The Hellboy movies and Blade II all carry the unmistakable Guillermo del Toro visual stamp, but Pan's Labyrinth seems to be the flick that most reflect his deep, dark soul. I've been obsessed with this movie since first viewing it on a battery operated DVD player in the midst of a power failure blackout, which turned out to be the perfect environs for this disturbing anti-fantasy classic. The DVD commentary clarifies a bit as to whether the little girl playing the lead is really piercing the fabric of myth, or if she's just living out an escapist fantasy to escape from her epically grim reality - but much is still left open to the viewer's interpretation.

Despite the subtitles (rough on those of us with the attention span of a gnat on meth), this movie sucked me in like no other I can recall in recent memory. It's astounding and thought provoking - and, oh yeah, a couple of scenes are scary as all getout! That creepy critter that holds its eyeballs in its hands freaked me out so much, I shouted out loud the first time he went all del Toro!

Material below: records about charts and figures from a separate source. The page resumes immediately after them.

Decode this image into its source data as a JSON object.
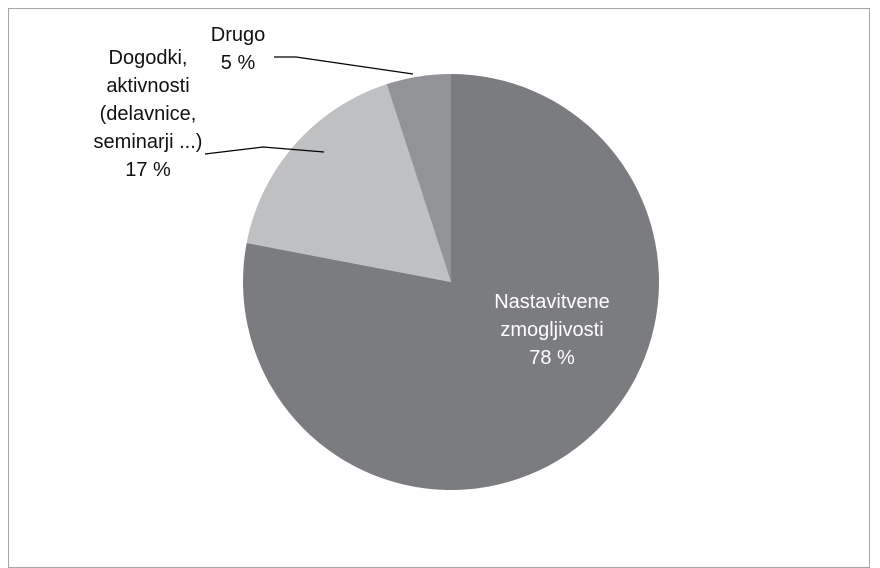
{
  "chart_data": {
    "type": "pie",
    "title": "",
    "slices": [
      {
        "label_lines": [
          "Nastavitvene",
          "zmogljivosti"
        ],
        "pct_label": "78 %",
        "value": 78,
        "color": "#7b7c7f",
        "text_color": "#ffffff"
      },
      {
        "label_lines": [
          "Dogodki,",
          "aktivnosti",
          "(delavnice,",
          "seminarji ...)"
        ],
        "pct_label": "17 %",
        "value": 17,
        "color": "#bfc0c2",
        "text_color": "#111111"
      },
      {
        "label_lines": [
          "Drugo"
        ],
        "pct_label": "5 %",
        "value": 5,
        "color": "#929396",
        "text_color": "#111111"
      }
    ],
    "start": "top",
    "direction": "clockwise",
    "legend": "none"
  }
}
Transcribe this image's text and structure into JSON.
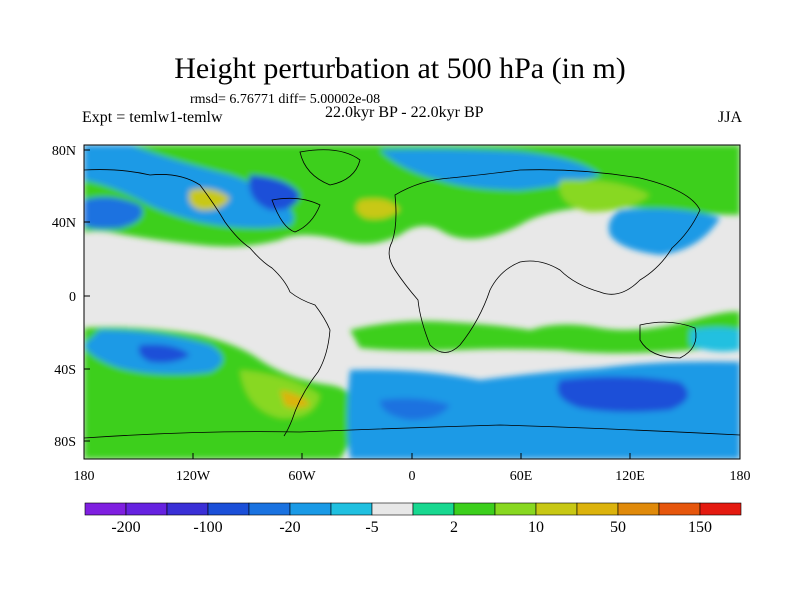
{
  "title": "Height perturbation at 500 hPa (in m)",
  "subtitle": "rmsd= 6.76771 diff= 5.00002e-08",
  "experiment": "Expt = temlw1-temlw",
  "period": "22.0kyr BP - 22.0kyr BP",
  "season": "JJA",
  "lat_ticks": [
    "80N",
    "40N",
    "0",
    "40S",
    "80S"
  ],
  "lon_ticks": [
    "180",
    "120W",
    "60W",
    "0",
    "60E",
    "120E",
    "180"
  ],
  "colorbar": {
    "colors": [
      "#7f1fe0",
      "#6622e0",
      "#3a2fd6",
      "#1b4fd8",
      "#1a72e0",
      "#1a9ae6",
      "#20c0e0",
      "#e8e8e8",
      "#18d890",
      "#3ccf1c",
      "#88d820",
      "#c8c814",
      "#dcb30c",
      "#e08a0a",
      "#e6560c",
      "#e41a10"
    ],
    "labels": [
      "-200",
      "-100",
      "-20",
      "-5",
      "2",
      "10",
      "50",
      "150"
    ]
  },
  "palette": {
    "background": "#e8e8e8",
    "coast": "#000000"
  }
}
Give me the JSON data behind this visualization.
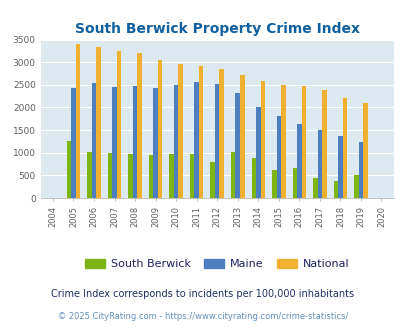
{
  "title": "South Berwick Property Crime Index",
  "years": [
    2004,
    2005,
    2006,
    2007,
    2008,
    2009,
    2010,
    2011,
    2012,
    2013,
    2014,
    2015,
    2016,
    2017,
    2018,
    2019,
    2020
  ],
  "south_berwick": [
    0,
    1250,
    1020,
    1000,
    980,
    940,
    980,
    980,
    790,
    1010,
    880,
    610,
    670,
    440,
    380,
    500,
    0
  ],
  "maine": [
    0,
    2440,
    2540,
    2460,
    2470,
    2440,
    2490,
    2560,
    2510,
    2320,
    2000,
    1820,
    1640,
    1510,
    1360,
    1240,
    0
  ],
  "national": [
    0,
    3410,
    3330,
    3250,
    3210,
    3040,
    2950,
    2910,
    2860,
    2720,
    2590,
    2500,
    2470,
    2380,
    2200,
    2110,
    0
  ],
  "color_sb": "#7db614",
  "color_maine": "#4d7ebf",
  "color_national": "#f0b030",
  "ylim": [
    0,
    3500
  ],
  "yticks": [
    0,
    500,
    1000,
    1500,
    2000,
    2500,
    3000,
    3500
  ],
  "bg_color": "#dce9f0",
  "legend_labels": [
    "South Berwick",
    "Maine",
    "National"
  ],
  "footnote1": "Crime Index corresponds to incidents per 100,000 inhabitants",
  "footnote2": "© 2025 CityRating.com - https://www.cityrating.com/crime-statistics/",
  "title_color": "#1060a0",
  "footnote1_color": "#203060",
  "footnote2_color": "#6090c0",
  "bar_width": 0.22,
  "bar_gap": 0.0
}
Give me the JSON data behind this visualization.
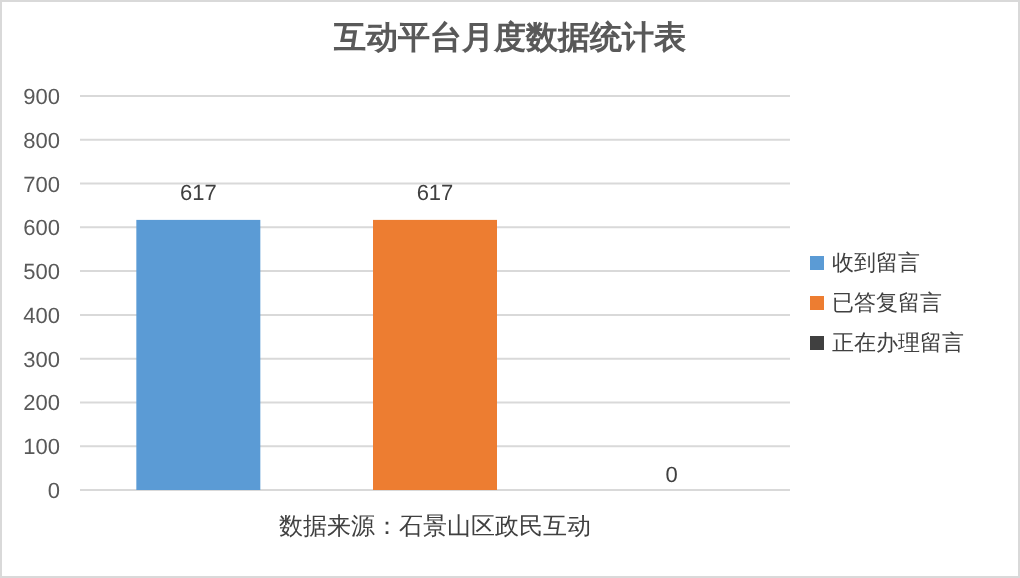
{
  "chart_data": {
    "type": "bar",
    "title": "互动平台月度数据统计表",
    "xlabel": "数据来源：石景山区政民互动",
    "categories": [
      null,
      null,
      null
    ],
    "series": [
      {
        "name": "收到留言",
        "color": "#5b9bd5",
        "values": [
          617,
          null,
          null
        ]
      },
      {
        "name": "已答复留言",
        "color": "#ed7d31",
        "values": [
          null,
          617,
          null
        ]
      },
      {
        "name": "正在办理留言",
        "color": "#404040",
        "values": [
          null,
          null,
          0
        ]
      }
    ],
    "ylim": [
      0,
      900
    ],
    "yticks": [
      0,
      100,
      200,
      300,
      400,
      500,
      600,
      700,
      800,
      900
    ],
    "grid": "y",
    "legend": "right",
    "data_labels": true
  }
}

Jay Allen Sanford March 24, 2010 @ 2:36 a.m.

I keep obsessing over this movie and rewatching - I recently checked out the very similar bookend to the story that director/creator Guillermo del Toro did, the Devil's Backbone, a more horror-based tale than the fantasy-themed Pan's Labyrinth. Like Pan's, it's got a young child (a boy this time) hand building an alternate reality, one that may or may not be real...

Exciting news today about del Toro - he's been picked by James Cameron to do The Hobbit, the two-part prequel to Lord of the Rings. I'll be at the drive-in on opening day!